The decision rule is short. Reach for .SD whenever a column-loop would otherwise repeat the same expression with different column names.

Common pitfalls

Omitting .SDcols makes .SD include every non-grouping column. lapply(.SD, mean) then warns or returns NA on character columns and dates. Pass .SDcols whenever the table has mixed types.

RMixed types break a naive lapply
dt3 <- copy(dt) suppressWarnings(dt3[, lapply(.SD, mean), by = cyl][1, 1:3]) #> cyl model mpg #> <num> <num> <num> #> 1: 6 NA 19.74286

  
Warning
.SD is read-only inside j. Assigning to .SD$col does nothing useful; the change is discarded when j returns. To modify columns in place, use the bracketed (cols) := lapply(.SD, fn) form with .SDcols, which writes back through :=.
Tip
Use .SDcols = patterns("regex") to select columns by name pattern. This avoids hard-coding column lists when the table has many similarly named columns. patterns("^q|^m") matches every column whose name starts with q or m.

Try it yourself

Try it: Using the airquality dataset as a data.table, compute the mean of Ozone, Solar.R, Wind, and Temp per Month, ignoring NA. Save the result to ex_sd.
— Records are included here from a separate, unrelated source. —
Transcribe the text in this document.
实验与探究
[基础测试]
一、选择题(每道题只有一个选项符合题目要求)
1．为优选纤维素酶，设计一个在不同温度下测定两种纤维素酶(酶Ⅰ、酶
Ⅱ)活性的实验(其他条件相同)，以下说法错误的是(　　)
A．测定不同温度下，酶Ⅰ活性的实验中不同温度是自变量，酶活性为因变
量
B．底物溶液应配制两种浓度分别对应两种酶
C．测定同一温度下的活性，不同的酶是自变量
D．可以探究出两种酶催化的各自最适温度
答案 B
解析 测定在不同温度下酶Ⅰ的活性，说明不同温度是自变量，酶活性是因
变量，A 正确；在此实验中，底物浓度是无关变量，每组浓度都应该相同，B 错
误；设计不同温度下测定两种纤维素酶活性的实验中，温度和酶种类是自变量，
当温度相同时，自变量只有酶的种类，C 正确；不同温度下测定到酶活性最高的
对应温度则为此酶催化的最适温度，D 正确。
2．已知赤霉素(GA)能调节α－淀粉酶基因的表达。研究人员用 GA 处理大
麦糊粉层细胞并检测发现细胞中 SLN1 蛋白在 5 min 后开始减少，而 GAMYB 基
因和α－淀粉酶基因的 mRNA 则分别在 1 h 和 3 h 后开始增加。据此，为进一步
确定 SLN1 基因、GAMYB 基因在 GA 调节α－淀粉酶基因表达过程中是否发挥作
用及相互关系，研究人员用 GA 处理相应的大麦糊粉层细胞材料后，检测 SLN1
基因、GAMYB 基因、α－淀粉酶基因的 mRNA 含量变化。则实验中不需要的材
RYour turn: mean of four columns per Month
# Try it: per-Month means of four columns aq <- as.data.table(airquality) target_cols <- c("Ozone", "Solar.R", "Wind", "Temp") ex_sd <- # your code here ex_sd #> Expected: 5 rows with Month and four mean columns

  
Click to reveal solution
RSolution
aq <- as.data.table(airquality) target_cols <- c("Ozone", "Solar.R", "Wind", "Temp") ex_sd <- aq[, lapply(.SD, mean, na.rm = TRUE), by = Month, .SDcols = target_cols] ex_sd #> Month Ozone Solar.R Wind Temp #> <int> <num> <num> <num> <num> #> 1: 5 23.61538 181.2963 11.62258 65.54839 #> 2: 6 29.44444 190.1667 10.26667 79.10000 #> 3: 7 59.11538 216.4839 8.94194 83.90323 #> 4: 8 59.96154 171.8571 8.79355 83.96774 #> 5: 9 31.44828 167.4333 10.18000 76.90000

  

Explanation: Passing na.rm = TRUE as an extra argument to lapply(.SD, mean, ...) forwards it to every per-column call. .SDcols restricts .SD to the four numeric columns, so the result is one row per Month with four mean columns.
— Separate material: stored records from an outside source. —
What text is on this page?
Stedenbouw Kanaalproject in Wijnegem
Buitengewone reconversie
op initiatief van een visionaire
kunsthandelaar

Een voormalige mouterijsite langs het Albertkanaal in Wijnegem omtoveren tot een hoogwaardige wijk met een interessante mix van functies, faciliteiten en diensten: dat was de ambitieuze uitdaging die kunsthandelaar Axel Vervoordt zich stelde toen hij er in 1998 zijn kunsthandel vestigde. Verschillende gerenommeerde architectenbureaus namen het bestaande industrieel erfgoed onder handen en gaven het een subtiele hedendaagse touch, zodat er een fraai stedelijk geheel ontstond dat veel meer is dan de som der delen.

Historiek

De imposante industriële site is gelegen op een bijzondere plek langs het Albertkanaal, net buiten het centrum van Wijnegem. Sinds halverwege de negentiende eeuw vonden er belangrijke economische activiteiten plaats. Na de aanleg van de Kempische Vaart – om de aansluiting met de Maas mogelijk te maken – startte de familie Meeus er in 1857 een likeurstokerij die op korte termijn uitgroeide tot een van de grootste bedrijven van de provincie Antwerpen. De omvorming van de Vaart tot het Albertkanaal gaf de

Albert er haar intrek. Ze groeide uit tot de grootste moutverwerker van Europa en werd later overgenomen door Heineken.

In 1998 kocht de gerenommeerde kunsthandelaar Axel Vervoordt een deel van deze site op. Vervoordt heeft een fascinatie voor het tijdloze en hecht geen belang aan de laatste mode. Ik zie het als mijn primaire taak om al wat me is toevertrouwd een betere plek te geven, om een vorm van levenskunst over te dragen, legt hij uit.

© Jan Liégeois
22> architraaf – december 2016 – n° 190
.SD is one part of the DT[i, j, by] toolkit. Explore these next:

  • .SDcols: the column filter that controls what .SD contains.
  • by and keyby: the row-splitters that drive per-group .SD creation.
  • :=: in-place update operator, often paired with lapply(.SD, fn).
  • setDT(): convert a data frame to a data.table without copying.
  • frollmean(): rolling means that compose with .SD for window summaries.

See the official data.table .SD vignette for the canonical reference.

FAQ

What does .SD stand for in data.table?

.SD stands for Subset of Data. Inside j, it is a data.table containing the rows of the current group and all columns except the ones in by, unless restricted by .SDcols. The name reflects what it holds: whichever slice the current j call is working on. data.table builds a fresh .SD for every group and discards it once j returns.
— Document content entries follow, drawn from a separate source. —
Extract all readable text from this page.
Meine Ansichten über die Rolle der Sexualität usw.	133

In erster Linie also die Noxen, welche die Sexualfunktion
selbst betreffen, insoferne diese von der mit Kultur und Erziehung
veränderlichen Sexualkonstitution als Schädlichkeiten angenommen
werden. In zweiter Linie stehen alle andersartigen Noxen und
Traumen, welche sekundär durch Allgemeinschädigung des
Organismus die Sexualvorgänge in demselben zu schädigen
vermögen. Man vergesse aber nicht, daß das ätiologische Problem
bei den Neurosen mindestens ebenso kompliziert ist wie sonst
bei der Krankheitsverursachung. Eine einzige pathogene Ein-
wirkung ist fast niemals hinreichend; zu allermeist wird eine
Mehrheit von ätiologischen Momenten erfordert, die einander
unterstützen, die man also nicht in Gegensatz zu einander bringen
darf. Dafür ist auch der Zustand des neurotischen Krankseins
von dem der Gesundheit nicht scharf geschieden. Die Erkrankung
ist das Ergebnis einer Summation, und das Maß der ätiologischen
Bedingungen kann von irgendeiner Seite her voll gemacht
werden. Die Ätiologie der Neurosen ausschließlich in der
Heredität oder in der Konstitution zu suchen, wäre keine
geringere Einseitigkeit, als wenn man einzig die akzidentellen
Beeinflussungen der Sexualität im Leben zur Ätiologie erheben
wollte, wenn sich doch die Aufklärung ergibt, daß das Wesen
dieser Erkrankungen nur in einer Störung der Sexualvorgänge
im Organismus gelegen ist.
When should I use .SD instead of a named j expression?

Use .SD when the same operation applies to many columns and would otherwise be repeated with different column names. lapply(.SD, mean) replaces a list of named means. Use a named j wrapped in .() when each output column needs a different expression, like mean(x) for one column and sd(y) for another. The two patterns coexist freely in the same query.

What is the difference between .SD and .SDcols?

.SD is the data; .SDcols is the filter that picks which columns end up in .SD. Without .SDcols, .SD contains every non-grouping column. With .SDcols = c("mpg", "hp"), .SD is restricted to those two columns. .SDcols accepts character vectors, indices, patterns() regex, and function predicates like is.numeric.

Can I modify columns through .SD?

No, not directly. .SD is read-only inside j, so .SD$col <- value is discarded when j returns. To update many columns in place, use dt[, (cols) := lapply(.SD, fn), .SDcols = cols]. The (cols) form on the left tells data.table to write back through :=, and .SDcols ensures lapply walks only the target columns.

Why does lapply(.SD, mean) return NA on character columns?

Because .SD contains every non-grouping column by default, including character and date columns where mean() is undefined. Pass .SDcols with only the numeric columns, or use .SDcols = is.numeric to let data.table pick numeric columns automatically. The same applies to other column-summary functions like sum() and sd().